El esquema está cerrado. A partir de la primera falsa opción burócrata-escritor revolucionario, se acepta la segunda en que el escritor pide su derecho de criticar y escribir, contra el burócrata que debe adherirse a “razones de estado”; de aquí se desprende necesariamente (aunque Padilla no lo plantee de modo explicito, incluso aunque no sea consciente de ello) la tercera falsa opción. Oficialismo-rebeldía que nos lleva directamente a la caja de hierro, represión-libertad, terreno natural donde conviven esos dos odiosos esquemas que no deben desarrollarse en Cuba: el yogi y el comisario.

Es en este sentido que Padilla juzgó nuestra realidad con esquemas importados. Porque el desarrollo histórico de nuestra Revolución permite una tercera posibilidad. Esta tercera posibilidad depende en gran medido la actitud de los intelectuales verdaderamente revolucionarios frente a su realidad. No caerá del cielo. Consiste, en primer lugar, en saber que las otros dos no son imposibles, que hay, específicamente en el campo de la cultura, una tendencia natural a su desarrollo y que es necesario luchar correctamente contra ellas, contra el burócrata y contra el rebelde sin causa. Reside también en entender —si se es revolucionario— que funcionario no tiene necesariamente que ser sinónimo de burócrata, no tiene que ser sinónimo de silencio, no tiene que ser sinónimo de “opiniones oficiales”, en el sentido en que el perjuicio y la ignorancia entienden esta expresión. La lucha en este terreno es decisiva. La Revolución cubana, que se ha propuesto una tarea sin precedentes en la historia con la eliminación de la burocracia y la conversión del estado en un complejo de equipos efectivos, funcionales, y sobre todo técnica y revolucionariamente capaces, establece con ello la posibilidad (y aquí el esfuerzo y la participación y el riesgo de los verdaderos intelectuales revolucionarios) de un nuevo tipo de funcionario en el que coexisten el oficial y el rebelde, el que construye y esta descontento con lo que hace; el que construye y con ese derecho y esa autoridad es capaz de criticar y decidir. En la figura de este funcionario puede o no concurrir la figura del creador artístico. Si concurre, la tarea es doble y por ello más difícil. La diferencia es una palabra: tiempo. El problema no es fácil porque este no siempre existe, y no siempre el funcionario es el ideal que describimos. Se trata de un arquetipo, hay que luchar por él.

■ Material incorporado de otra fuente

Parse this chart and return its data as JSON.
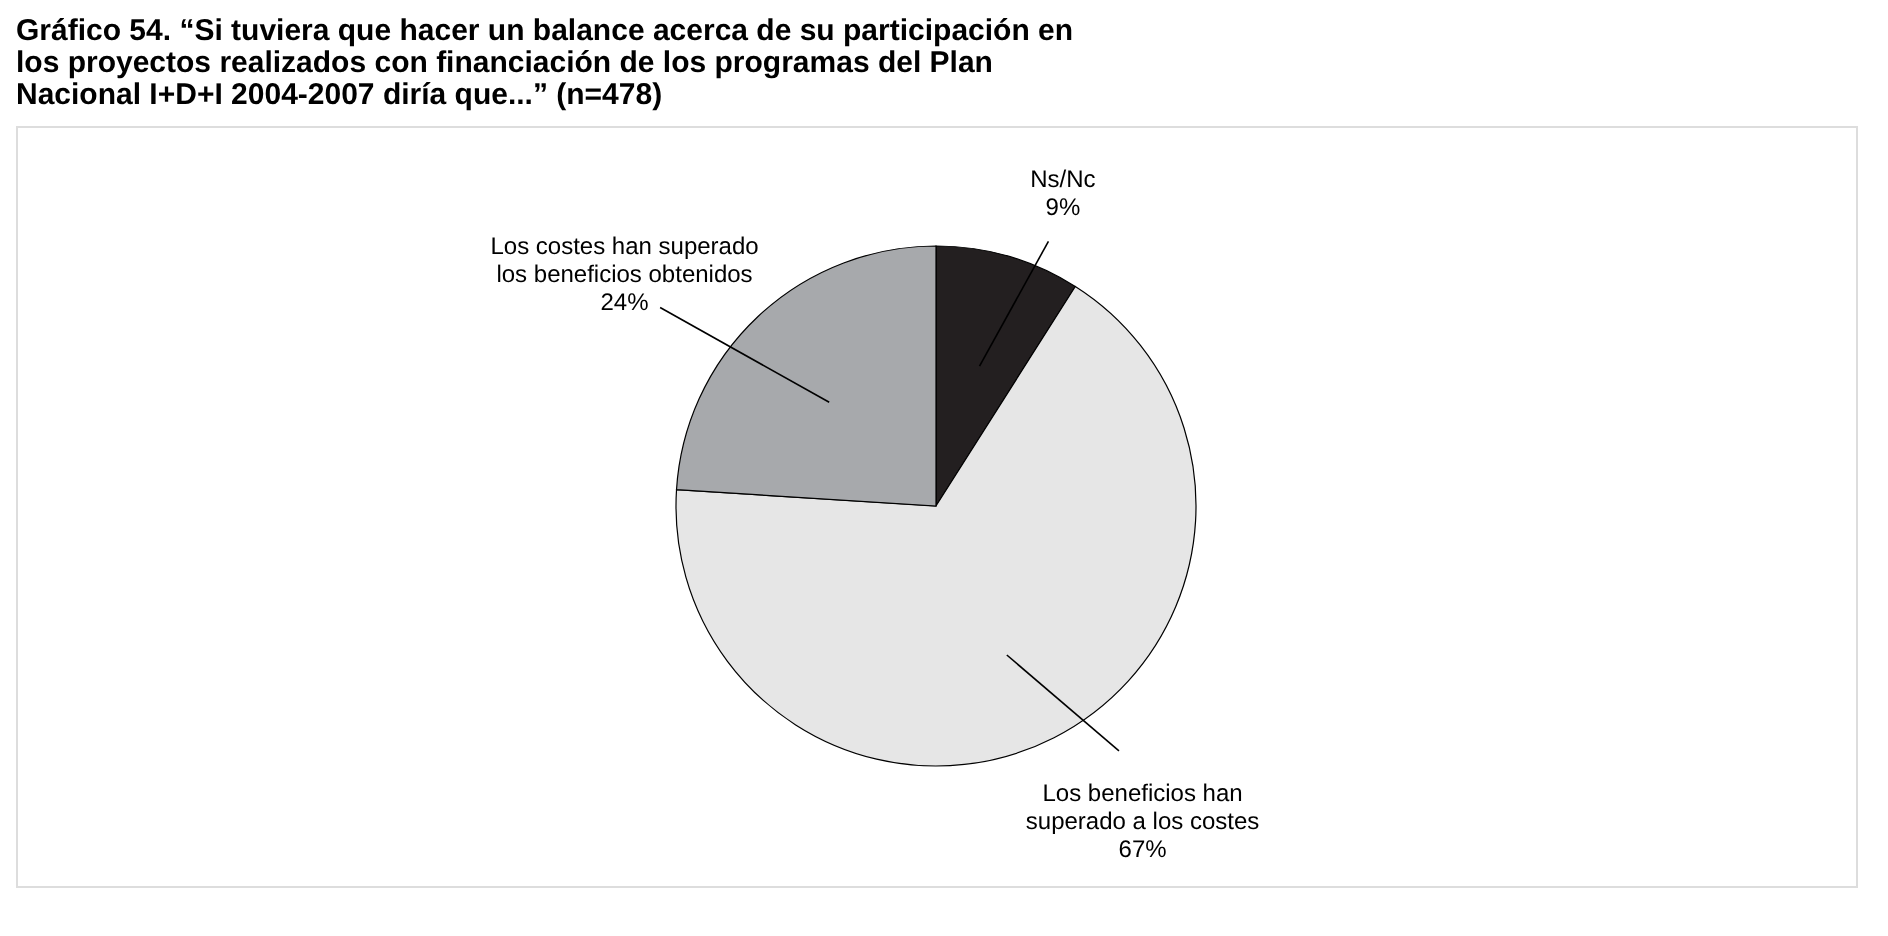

Para la comprensión de estos fenómenos es imprescindible una nueva óptica. Es deber del intelectual desectorializarse y entender que el trabajo político es parte vital de su trabajo intelectual, que el problema de la crítica y su ejercicio no son per se el centro de su tarea. El intelectual revolucionario no pide el derecho de lamentarse. Debe ganarse el derecho, en la medida en que sea capaz de llevar adelante una tarea realmente revolucionaria, de no delegar sus responsabilidades de dirección efectiva de la cultura. La realización de esta idea permite criticar construyendo y participando en las decisiones políticas. Entonces las “razones de estado” con sus razones y en cuanto tales, tiene la posibilidad concreta de influir en ellas.

Cualquier otra posición conduce de modo inevitable al papel del intelectual ignorado, perseguido, o como es muy frecuente en otras latitudes, al papel del intelectual tecnócrata.

Las relaciones que proponemos no se dan en Cuba al grado en que se desean; tampoco su carencia hace sentir todos los efectos que pudiera debido o la naturaleza intrínseca de nuestra Revolución. Pero es necesario entender que esta realidad se debe tanto a errores que se han cometido y se cometen en una Revolución, como a que nuestros intelectuales no han estado a la altura de sus responsabilidades históricas. No se trata ahora de recordarlo para echarle en caro nada o nadie. Se trata de que se entienda como vital el desarrollo de la participación política —teórica y práctica— de los intelectuales en el esfuerzo de construcción del país. En este sentido el Seminario Preparatorio del Congreso Cultural de La Habana, y el Congreso mismo, pueden contribuir, constituyen posibilidades apreciables.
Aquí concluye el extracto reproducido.